Re: BRIN index worse than sequential scan for large search set

Mickael van der Beek <mickael.van.der.beek@xxxxxxxxx> · Fri, 24 Feb 2023 18:51:00 +0100

Hello Justin,
Thanks for the quick response!

The table may be dense, but the tuples aren't.  You're asking to return
1/1000th of the tuples, across the entire table.  Suppose there are ~100
tuples per page, and you need to read about every 10th page.  It makes
sense that it's slow to read a large amount of data nonsequentially.

Ah, of course, you're right!
I forgot that the BRIN indexes store ranges that are not fully covered by the row values and that PostgreSQL has to double-check (bitmap heap scan) ...
Would you thus advise to only use BRIN indexes for columns who's values are (1) monotonically increasing but also (2) close to each other?
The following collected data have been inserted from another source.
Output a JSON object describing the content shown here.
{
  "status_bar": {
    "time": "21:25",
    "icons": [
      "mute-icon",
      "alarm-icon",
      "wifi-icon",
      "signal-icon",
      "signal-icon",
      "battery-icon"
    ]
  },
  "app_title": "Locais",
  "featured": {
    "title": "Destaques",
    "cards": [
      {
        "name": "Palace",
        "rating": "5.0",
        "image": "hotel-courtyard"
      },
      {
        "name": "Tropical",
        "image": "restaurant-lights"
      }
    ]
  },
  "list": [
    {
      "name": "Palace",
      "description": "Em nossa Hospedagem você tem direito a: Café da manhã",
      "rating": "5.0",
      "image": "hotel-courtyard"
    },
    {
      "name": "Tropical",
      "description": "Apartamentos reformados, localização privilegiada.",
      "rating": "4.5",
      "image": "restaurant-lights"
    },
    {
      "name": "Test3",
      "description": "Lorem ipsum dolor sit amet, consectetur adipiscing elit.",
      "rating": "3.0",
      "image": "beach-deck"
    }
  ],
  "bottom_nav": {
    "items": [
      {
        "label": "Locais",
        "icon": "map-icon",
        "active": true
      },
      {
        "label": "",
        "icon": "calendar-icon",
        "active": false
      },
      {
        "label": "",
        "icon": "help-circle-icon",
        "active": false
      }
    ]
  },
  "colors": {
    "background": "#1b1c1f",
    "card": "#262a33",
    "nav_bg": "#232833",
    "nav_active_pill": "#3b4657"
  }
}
I guess that in my use case, something like a roaring bitmap would have been perfect but I do not believe that those exist in PostgreSQL by default.
Btrees work well performance wise but are simply too large (> 400MB for 20M rows) even when the index fill factor is 100% (+/- 380 MB) for my use case as I need to index around 6B rows partitioned in roughly 3K buckets which would result in ~120GB of  Btree indexes which seems a bit much for simple existence checks.

Because it's necessary to check if the tuple is visible to the current
transaction.  It might be from an uncommited/aborted transaction.

Interesting, that's something I did not consider indeed.
I'm guessing that this is a cost brought by MVCC that you can't get around no matter the isolation level?

Mickael

On Fri, Feb 24, 2023 at 6:19 PM Justin Pryzby <pryzby@xxxxxxxxxxxxx> wrote:
On Fri, Feb 24, 2023 at 05:40:55PM +0100, Mickael van der Beek wrote:

> Hello everyone,

> 

> I'm playing around with BRIN indexes so as to get a feel for the feature.

> During my tests, I was unable to make BRIN indexes perform better than a

> sequential scan for queries searching for large value sets (20K values in

> the example down below).

> And now let's query 20K random rows from our 20M total rows:

I didn't try your test, but I think *random* is the problem/explanation.

> By default, this query will not use the BRIN index and simply run a 1.5s

> long sequential scan (hitting 700 MB) and a 2.47s hash join for a total

> 8.7s query time:

> https://explain.dalibo.com/plan/46c3191g8a6c1bc7

> If we force the use of the BRIN index using (`SET LOCAL enable_seqscan =

> OFF;`) the same query will now take 50s with 2.5s spent on the bitmap index

> scan (hitting 470 MB of data) and a whopping 42s on the bitmap heap scan

> (hitting 20 GB of data!):

> https://explain.dalibo.com/plan/7f73bg9172a8b226

That means the planner's cost model correctly preferred a seq scan.

> So I had the following two questions:

> 

>    1. Why is the BRIN index systematically worse than a sequential scan,

>    even when the table is x1000 larger than the search set, physically

>    pre-sorted, dense (fillfactor at 100%) and the search rows are themselves

>    sorted?

The table may be dense, but the tuples aren't.  You're asking to return

1/1000th of the tuples, across the entire table.  Suppose there are ~100

tuples per page, and you need to read about every 10th page.  It makes

sense that it's slow to read a large amount of data nonsequentially.

That's why random_page_cost is several times higher than seq_page_cost.

I would expect brin to win if the pages to be accessed were dense rather

than distributed across the whole table.

>    2. Since we only select the "idx" column, why does the BRIN index not

>    simply return the searched value if included in one of it's ranges?

>    Hitting the actual row data stored in the table seems to be unnessary no?

Because it's necessary to check if the tuple is visible to the current

transaction.  It might be from an uncommited/aborted transaction.

-- 

Justin

-- 
Mickael van der Beek
Web developer & Security analyst
mickael.van.der.beek@xxxxxxxxx